Finding — and keeping — talented employees is a challenge for any business.
But some of the Denver area’s top employers have developed strategies to find and keep the best employees.
Widening the search
Sylvia Guadagnoli, NFT human resources and environmental health and safety manager, says the company, which provides products and services to nuclear, aerospace, automation, and industrial customers, casts a wide net to recruit for positions in Colorado, New Mexico and Connecticut.
The company uses college events and tradeshows to demonstrate engineering, physics, chemistry, and manufacturing work opportunities.
NFT posts jobs on new and popular job sites and women’s advocacy and veterans’ sites to reach a large potential candidate base. It also posts jobs internally to seek employee referrals and plans to start internship partnerships with area colleges, including the Colorado School of Mines.
Bill Clawson, Progressive chief human resources officer, says the insurance company’s remote and hybrid work options allow it to connect with talented people nationwide.
“We’ve found that Progressive’s award-winning culture enables us to remain a top place to work for talent in the ever-changing labor market.”
Anthony and April Lambatos, Footers Catering owners, say hiring in the hospitality industry is tough. They feel fortunate that staff refer potential job candidates.
“Unemployment is very low and our industry is hiring at a rapid pace,” the Lambatoses say. “We feel fortunate that our focus on culture has made hiring significantly easier and our team continues to refer great people when hiring needs arise.”
David Moeai, Brighton Hospice-Colorado administrator, says happy employees are the best recruiters.
“Top performers typically want to work with other top performers, and as such, are happy to spread the word about us. Consequently, referrals from team members account for most of our new hires.”
Colorado’s new wage transparency requirements
Employers say the state’s new requirement to publish wage information in job postings has either made little difference or helped weed out overqualified candidates.
“We haven’t noticed a substantial change in our recruiting efforts,” Clawson says. “Candidates have shared with us that they appreciate the transparency. We’ve always been proud of the competitive pay and benefits we offer, and we’re continuing to attract incredible talent in Colorado and around the country.”
Sandi Mundt, HRMS Solutions marketing vice president, says wage transparency contributes to a better recruiting process and an informed candidate pool.
“Candidates can make an educated decision on whether to continue in the recruitment process if wage information is openly shared. HRMS believes strongly in being transparent with our team members about our business, so why would we not extend the same transparency to candidates?”
The Lambatoses say posting salary information for the catering company is a double-edged sword. While it keeps some overqualified people from applying for entry-level positions, most candidates think they should earn the top rate when the company posts a pay range.
Keeping the best and brightest
“All employees are our best employees,” Mundt says. “We treat our team members with respect and transparency. Our employees are offered competitive pay, a supportive and collaborative work environment, the tools and training to do their job, work-life flexibility and a culture of trust and ownership.”
Todd Narlinger, Madison & Co. Properties founder and owner, says open communication is crucial to employee satisfaction.
“I believe in the open-door policy,” he says. “If you have a question, you have a concern, you need something, just let me know and we will listen and see how we can achieve it.”
West + Main Homes co-founders Stacie Staub and Madeline Linder challenge each other and their leadership team to continue improving.
“We listen to ideas, implement new strategies, and continue to push our industry forward through deep involvement in our associations and communities. We appreciate every agent so much, and make sure that they know.”
Moaei says it’s essential to provide employees with opportunities to grow.
“Every year, we kick off a ‘leadership in training’ program focusing on personal and professional growth.
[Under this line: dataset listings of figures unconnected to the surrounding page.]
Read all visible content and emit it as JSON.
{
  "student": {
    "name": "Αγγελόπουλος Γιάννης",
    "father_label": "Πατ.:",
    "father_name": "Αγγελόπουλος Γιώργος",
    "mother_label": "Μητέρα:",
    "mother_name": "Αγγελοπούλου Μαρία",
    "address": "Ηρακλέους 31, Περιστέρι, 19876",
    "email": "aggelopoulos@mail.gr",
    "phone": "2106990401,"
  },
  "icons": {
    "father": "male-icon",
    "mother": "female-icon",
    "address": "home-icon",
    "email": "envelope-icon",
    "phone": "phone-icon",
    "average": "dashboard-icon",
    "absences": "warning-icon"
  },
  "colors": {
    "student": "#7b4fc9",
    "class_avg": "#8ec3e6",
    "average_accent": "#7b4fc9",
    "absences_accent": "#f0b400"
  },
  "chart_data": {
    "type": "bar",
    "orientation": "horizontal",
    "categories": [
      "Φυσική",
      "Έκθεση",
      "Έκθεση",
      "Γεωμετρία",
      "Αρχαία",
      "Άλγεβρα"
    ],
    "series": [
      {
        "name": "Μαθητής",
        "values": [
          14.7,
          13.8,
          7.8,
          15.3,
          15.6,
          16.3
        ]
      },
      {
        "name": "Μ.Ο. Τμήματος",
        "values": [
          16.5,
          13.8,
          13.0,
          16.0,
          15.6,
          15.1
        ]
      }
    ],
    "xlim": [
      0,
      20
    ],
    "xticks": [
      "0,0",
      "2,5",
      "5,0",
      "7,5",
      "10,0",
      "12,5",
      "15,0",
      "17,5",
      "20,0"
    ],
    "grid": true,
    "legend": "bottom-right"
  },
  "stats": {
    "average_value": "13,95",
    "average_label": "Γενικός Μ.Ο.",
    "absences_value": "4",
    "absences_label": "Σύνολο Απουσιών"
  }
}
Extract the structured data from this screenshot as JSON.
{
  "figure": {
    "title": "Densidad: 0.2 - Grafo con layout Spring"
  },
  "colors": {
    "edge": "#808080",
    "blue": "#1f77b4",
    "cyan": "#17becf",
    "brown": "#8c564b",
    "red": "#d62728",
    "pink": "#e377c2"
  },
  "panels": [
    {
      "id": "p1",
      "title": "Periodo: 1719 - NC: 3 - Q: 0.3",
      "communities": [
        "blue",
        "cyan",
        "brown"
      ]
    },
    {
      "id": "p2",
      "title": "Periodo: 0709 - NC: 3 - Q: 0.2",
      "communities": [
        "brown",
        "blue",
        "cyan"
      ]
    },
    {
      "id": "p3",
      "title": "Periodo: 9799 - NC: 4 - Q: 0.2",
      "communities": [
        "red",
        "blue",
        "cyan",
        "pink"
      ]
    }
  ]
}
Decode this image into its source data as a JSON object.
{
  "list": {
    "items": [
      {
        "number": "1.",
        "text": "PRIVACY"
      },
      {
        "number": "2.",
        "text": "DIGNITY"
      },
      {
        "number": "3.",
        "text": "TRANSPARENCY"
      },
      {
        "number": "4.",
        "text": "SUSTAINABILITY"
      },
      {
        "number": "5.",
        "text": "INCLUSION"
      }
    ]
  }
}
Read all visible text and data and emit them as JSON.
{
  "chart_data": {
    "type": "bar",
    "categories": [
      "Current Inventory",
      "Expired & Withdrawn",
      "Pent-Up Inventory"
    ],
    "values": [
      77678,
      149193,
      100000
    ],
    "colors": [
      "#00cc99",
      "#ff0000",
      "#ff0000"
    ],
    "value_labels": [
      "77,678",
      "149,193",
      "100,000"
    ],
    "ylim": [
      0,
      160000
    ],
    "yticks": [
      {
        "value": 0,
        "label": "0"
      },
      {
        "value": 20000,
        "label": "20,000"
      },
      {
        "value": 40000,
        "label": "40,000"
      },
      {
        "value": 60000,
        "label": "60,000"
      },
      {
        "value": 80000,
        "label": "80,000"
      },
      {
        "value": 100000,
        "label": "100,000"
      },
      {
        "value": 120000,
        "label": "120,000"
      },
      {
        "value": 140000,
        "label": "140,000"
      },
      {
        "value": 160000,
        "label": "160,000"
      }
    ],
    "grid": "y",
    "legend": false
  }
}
Participants are given projects that stretch them and take them out of their comfort zone. We also promote heavily from within, contributing to our retention efforts.”
Clawson says Progressive focuses on creating an environment encouraging employees to build long-term careers.
“As a result, it is not uncommon to find long-tenured employees and senior leaders who have progressed from more junior roles at the company, including our CEO Tricia Griffith, who started her career at Progressive as a claims representative.”
Employers say it’s also crucial to incorporate some fun.
Lisa McDivitt Bush, marketing director at McDivitt Law Firm, says in addition to offering a hybrid remote-in-office work schedule, competitive salaries, and a robust benefits package, the firm also provides tuition reimbursement and team appreciation events. Plus, it rewards employees with tickets ranging from Denver Broncos, Nuggets or Rockies games to concerts and community events.
The Lambatoses say they focus on keeping employees in positions at the catering company where they utilize their natural strengths.
“We also look for opportunities for them to grow both personally and professionally, recognize the work they do and infuse as much fun as possible.”
For example, the company takes managers on fifth-anniversary culinary learning journeys such as Alaska cruises, a food and wine festival in Turks and Caicos, and a culinary festival in the Bahamas. This year, the company had 42 people participate in the company vacation to Cabo San Lucas, Mexico. Employees qualify for a subsidy for the trip based on employment level and pay for the rest.